Asian shares track Wall Street higher, yen weak ahead of Japan vote
SYDNEY (Reuters) -Asian shares tracked Wall Street higher on Friday as still-strong U.S. economic data and robust corporate earnings offset tariff worries, while the yen headed toward a second successive week of loss ahead of Japan's upper house election.
Overnight, the S&P 500 and the Nasdaq again closed at record highs as U.S. data including retail sales and jobless claims beat forecasts, indicating a modest improvement in the economy that should give the Federal Reserve time to gauge the inflation impact from higher U.S. tariffs.
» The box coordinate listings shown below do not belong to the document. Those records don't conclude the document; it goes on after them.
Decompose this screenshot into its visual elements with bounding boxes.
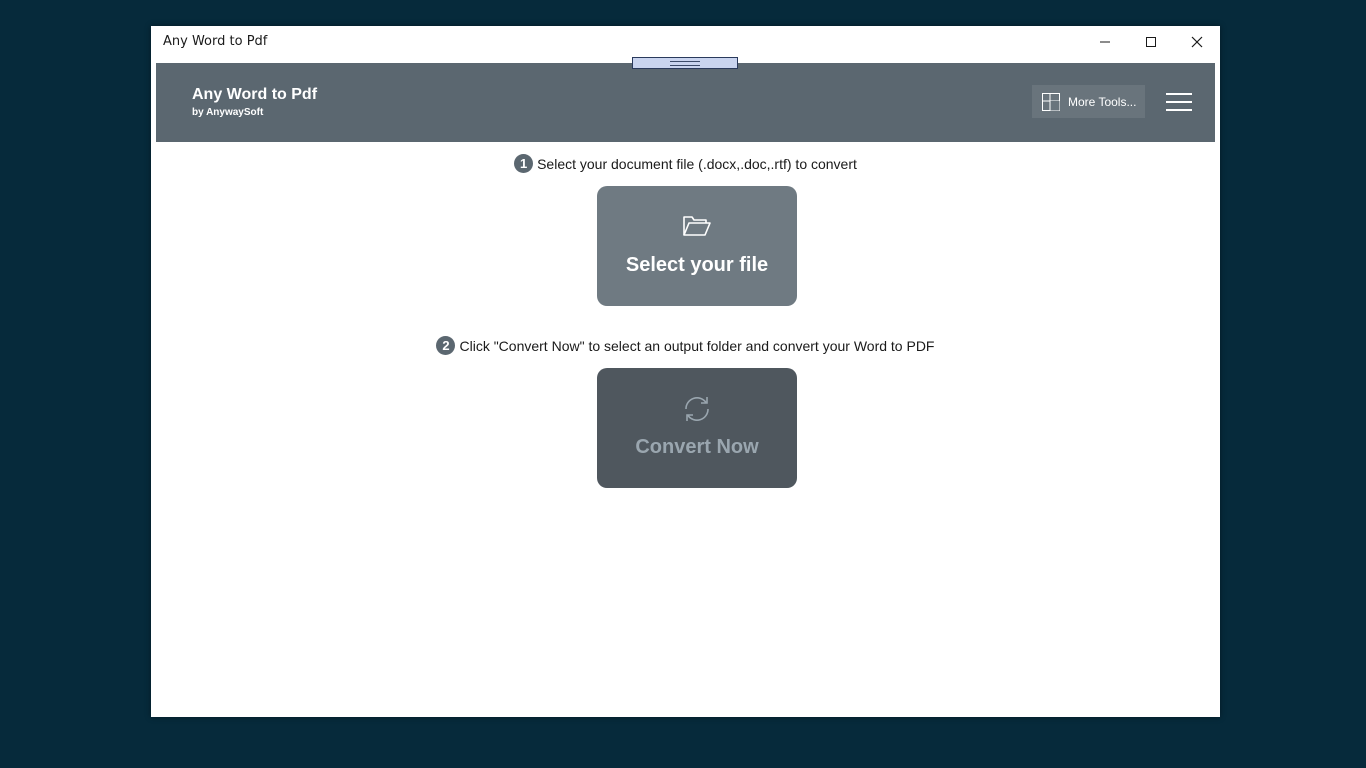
maximize-icon	[1146, 37, 1156, 47]
close-button[interactable]	[1174, 26, 1220, 58]
step-number-badge: 1	[514, 154, 534, 173]
select-file-label: Select your file	[625, 254, 769, 276]
step-1-text: Select your document file (.docx,.doc,.r…	[537, 155, 857, 172]
tiles-icon	[1042, 92, 1060, 111]
convert-now-label: Convert Now	[635, 436, 759, 458]
step-2-instruction: 2 Click "Convert Now" to select an outpu…	[151, 336, 1220, 355]
drag-handle[interactable]	[632, 57, 738, 69]
app-subtitle: by AnywaySoft	[192, 107, 264, 118]
grip-icon	[670, 60, 700, 66]
step-2-text: Click "Convert Now" to select an output …	[459, 337, 935, 354]
minimize-button[interactable]	[1082, 26, 1128, 58]
app-title: Any Word to Pdf	[192, 86, 318, 103]
hamburger-icon	[1166, 93, 1192, 95]
more-tools-label: More Tools...	[1068, 94, 1137, 109]
app-window: Any Word to Pdf Any Word to Pdf by Anywa…	[151, 26, 1220, 717]
step-1-instruction: 1 Select your document file (.docx,.doc,…	[151, 154, 1220, 173]
more-tools-button[interactable]: More Tools...	[1032, 85, 1145, 118]
minimize-icon	[1100, 41, 1110, 43]
convert-now-button[interactable]: Convert Now	[597, 368, 797, 488]
close-icon	[1191, 36, 1203, 48]
folder-open-icon	[597, 214, 797, 238]
window-title: Any Word to Pdf	[163, 34, 268, 49]
refresh-icon	[597, 394, 797, 424]
maximize-button[interactable]	[1128, 26, 1174, 58]
step-number-badge: 2	[436, 336, 456, 355]
app-header: Any Word to Pdf by AnywaySoft More Tools…	[156, 57, 1215, 142]
select-file-button[interactable]: Select your file	[597, 186, 797, 306]
menu-button[interactable]	[1166, 91, 1192, 111]
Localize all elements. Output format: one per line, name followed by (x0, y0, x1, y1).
Streaming giant Netflix beat Wall Street's lofty expectations for second-quarter earnings in part due to a weaker U.S. dollar. Its share price, however, fell 1.8% in after-hours trading, with analysts saying much of the growth had already been priced in.
On Friday, MSCI's broadest index of Asia-Pacific shares outside Japan rose 0.8% to its highest since late 2021, bringing the weekly gain to 1.7%.
Japan's Nikkei, however, slipped 0.2%, and the yen was at 148.54 per dollar, down about 0.7% this week after polls showed Prime Minister Shigeru Ishiba's coalition was in danger of losing its majority in the election on Sunday.
Data on Friday showed Japan's core inflation slowed in June due to temporary cuts in utility bills but stayed beyond the central bank's 2% target. The rising cost of living, including the soaring price of rice, is among reasons for Ishiba's declining popularity.
"If PM Ishiba decides to resign on an election loss, USDJPY could easily break above 149.7 as it would usher in an initial period of political turbulence," said Jayati Bharadwaj, head of FX strategy at TD Securities.
"JPY could reverse the recent dramatic weakness if the ruling coalition wins and is able to make swift progress on a trade deal with Trump."
Chinese blue-chips rose 0.3% while Hong Kong's Hang Seng index gained 1.2%.
The Tapei-listed shares of TSMC, the world's main producer of advanced AI chips, rallied 2.2% after posting record quarterly profit on Thursday, though it said future income might be affected by U.S. tariffs.
In the foreign exchange market, U.S. the dollar was on the back foot again on Friday, having bounced 0.3% overnight against major peers on the strong economic data. For the week, it is headed for a second successive gain of 0.6%, bouncing further from a 3-1/2 year low hit over two weeks ago.
Fed Governor Christopher Waller said on Thursday he continues to believe the central bank should cut interest rates at the end of this month, though most officials who have spoken publicly have signalled no desire to move.
Fed funds futures imply next to no chance of a move on July 30, while a September rate cut is just about 62% priced in.
Treasury yields were slightly lower in Asia. Benchmark 10-year U.S. Treasury yields slipped 2 basis points to 4.445%, having moved little overnight. Two-year yields also edged 2 bps lower to 3.8981.
Oil prices were mostly steady on Friday, after gaining $1 overnight following a fourth day of drones strikes on Iraqi Kurdistan oil fields, pointing to continued risk in the region.
U.S. crude inched up 0.2% to $67.66 per barrel and Brent also rose 0.2% to $69.68 a barrel. They, however, lost about 1% for the week.
Spot gold prices were steady at $3,337 an ounce but were set for a 0.5% weekly loss.